In the movie Bull Durham, Kevin Costner’s character shares a zen-like bit of wisdom with a teammate: “Sometimes you win, sometimes you lose, sometimes it rains.” These days, Durham, N.C., is putting a lot of wins on the scoreboard.
It’s hard to separate the city from its anchor, Duke University, which contributes culturally as well as being its largest employer. But Durham’s history goes back through tobacco production, textiles and agriculture. Durham’s mayor, William Bell, says that the city has embraced its past as it has remade itself as a research and technology hub in the last half century with more than 1 million square feet of adaptive reuse space.
The town has taken its old tobacco mills and transformed them into residential loft and office space – the American Tobacco Historic District – to maintain the character of the 19th- and 20th-century downtown while moving into a 21st-century economy.

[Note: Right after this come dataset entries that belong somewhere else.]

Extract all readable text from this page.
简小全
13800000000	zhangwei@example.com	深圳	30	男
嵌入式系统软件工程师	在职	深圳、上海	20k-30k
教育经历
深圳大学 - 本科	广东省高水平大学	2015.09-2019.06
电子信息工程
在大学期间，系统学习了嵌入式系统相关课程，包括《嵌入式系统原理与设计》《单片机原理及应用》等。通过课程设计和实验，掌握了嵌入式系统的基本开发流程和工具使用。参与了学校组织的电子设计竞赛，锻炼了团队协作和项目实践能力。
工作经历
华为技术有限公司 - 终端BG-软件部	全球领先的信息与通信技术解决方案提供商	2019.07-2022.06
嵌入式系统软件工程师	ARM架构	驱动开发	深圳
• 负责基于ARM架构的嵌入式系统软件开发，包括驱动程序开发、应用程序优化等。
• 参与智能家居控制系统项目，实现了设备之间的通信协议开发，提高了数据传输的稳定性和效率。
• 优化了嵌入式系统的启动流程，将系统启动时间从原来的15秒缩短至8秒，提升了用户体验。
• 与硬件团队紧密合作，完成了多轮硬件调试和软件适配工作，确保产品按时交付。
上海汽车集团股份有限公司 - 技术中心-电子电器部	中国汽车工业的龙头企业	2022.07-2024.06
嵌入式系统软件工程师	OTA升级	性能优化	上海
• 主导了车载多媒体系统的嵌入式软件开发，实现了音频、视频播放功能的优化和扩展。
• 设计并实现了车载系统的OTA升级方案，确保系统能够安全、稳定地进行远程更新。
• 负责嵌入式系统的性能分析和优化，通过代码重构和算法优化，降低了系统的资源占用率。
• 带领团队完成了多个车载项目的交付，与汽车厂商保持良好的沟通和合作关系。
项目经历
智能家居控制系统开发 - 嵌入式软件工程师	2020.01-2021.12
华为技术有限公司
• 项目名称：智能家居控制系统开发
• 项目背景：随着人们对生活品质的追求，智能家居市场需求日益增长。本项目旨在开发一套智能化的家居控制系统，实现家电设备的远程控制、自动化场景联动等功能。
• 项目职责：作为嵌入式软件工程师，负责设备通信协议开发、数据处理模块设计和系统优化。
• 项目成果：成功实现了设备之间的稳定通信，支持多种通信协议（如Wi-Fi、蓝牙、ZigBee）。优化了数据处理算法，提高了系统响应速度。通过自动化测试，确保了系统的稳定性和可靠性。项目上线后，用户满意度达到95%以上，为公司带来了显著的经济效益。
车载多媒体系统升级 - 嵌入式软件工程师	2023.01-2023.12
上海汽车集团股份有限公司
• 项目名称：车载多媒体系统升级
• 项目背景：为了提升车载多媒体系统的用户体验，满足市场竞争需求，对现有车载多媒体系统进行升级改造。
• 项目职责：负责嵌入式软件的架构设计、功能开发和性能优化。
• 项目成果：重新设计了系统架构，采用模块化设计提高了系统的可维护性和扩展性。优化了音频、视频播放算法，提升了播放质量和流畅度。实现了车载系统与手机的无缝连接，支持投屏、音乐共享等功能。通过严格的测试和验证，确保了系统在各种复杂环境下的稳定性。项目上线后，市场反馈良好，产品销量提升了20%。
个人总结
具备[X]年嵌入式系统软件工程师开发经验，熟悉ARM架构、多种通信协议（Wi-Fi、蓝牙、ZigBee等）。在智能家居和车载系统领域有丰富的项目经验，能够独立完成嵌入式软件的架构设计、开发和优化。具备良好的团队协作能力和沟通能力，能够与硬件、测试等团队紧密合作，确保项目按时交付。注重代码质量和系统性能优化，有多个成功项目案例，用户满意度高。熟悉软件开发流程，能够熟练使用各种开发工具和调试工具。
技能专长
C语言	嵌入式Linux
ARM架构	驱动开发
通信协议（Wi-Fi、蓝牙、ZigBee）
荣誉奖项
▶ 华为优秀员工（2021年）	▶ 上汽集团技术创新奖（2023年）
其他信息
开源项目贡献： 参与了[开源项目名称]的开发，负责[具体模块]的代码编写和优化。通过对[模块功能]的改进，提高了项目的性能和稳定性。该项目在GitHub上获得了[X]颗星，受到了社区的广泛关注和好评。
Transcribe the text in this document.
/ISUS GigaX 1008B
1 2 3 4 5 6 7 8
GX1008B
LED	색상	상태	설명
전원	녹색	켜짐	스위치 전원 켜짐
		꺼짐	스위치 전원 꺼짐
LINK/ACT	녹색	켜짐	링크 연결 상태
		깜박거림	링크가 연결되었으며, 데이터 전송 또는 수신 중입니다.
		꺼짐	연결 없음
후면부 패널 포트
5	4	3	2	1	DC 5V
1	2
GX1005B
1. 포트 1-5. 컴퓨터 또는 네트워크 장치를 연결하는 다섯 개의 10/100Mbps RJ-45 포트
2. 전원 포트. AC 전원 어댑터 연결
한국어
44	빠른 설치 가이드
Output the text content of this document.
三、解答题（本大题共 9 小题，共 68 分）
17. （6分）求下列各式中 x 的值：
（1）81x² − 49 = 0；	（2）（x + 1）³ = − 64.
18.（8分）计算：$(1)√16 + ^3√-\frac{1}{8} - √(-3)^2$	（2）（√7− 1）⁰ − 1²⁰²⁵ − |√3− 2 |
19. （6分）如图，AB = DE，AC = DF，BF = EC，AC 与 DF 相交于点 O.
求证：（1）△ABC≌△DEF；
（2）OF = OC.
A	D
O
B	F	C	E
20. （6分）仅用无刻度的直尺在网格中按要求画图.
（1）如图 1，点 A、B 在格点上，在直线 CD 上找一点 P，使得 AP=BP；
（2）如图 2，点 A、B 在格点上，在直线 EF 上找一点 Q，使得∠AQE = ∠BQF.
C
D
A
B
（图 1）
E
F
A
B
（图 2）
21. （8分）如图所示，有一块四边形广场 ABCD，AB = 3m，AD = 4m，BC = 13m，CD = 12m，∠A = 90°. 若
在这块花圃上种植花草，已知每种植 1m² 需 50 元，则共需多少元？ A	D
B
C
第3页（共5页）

Billed as “the medical city,” Durham lives up to the reputation, scoring highly for health care based on its low spending and high number of hospitals. Not surprisingly, it also scores well in education, but it’s not all serious in Durham. The town also gets high marks for its amenities like the Museum of Life and Science. Residents take advantage of the town’s attractions, such as the Durham Performing Arts Center, one of the most-attended theaters in the United States.
On the business side, you’ll find the Research Triangle Park, which started 50 years ago as a way to retain the talent that Duke and other area universities in Raleigh and Chapel Hill were producing, especially in the areas of technology and science. The park was focused around the research needs of private industry partners like IBM and predated the tech incubator programs popping up in cities across the United States. Now, in response to the changing needs of younger workers, the campus is looking into developing residential and retail components to add further density and walkability.
It’s all about continuing to adapt as its residents and their needs adapt to maintain and build upon its livable traditions. And few things are more adaptive than food trucks. Adding to its growing culinary reputation, Durham’s Mayor counts its food trucks and monthly food truck rodeo as second to none.
“I don’t think you could find another city in North Carolina, or in fact, many other Southern cities doing what we do with food trucks,” he says.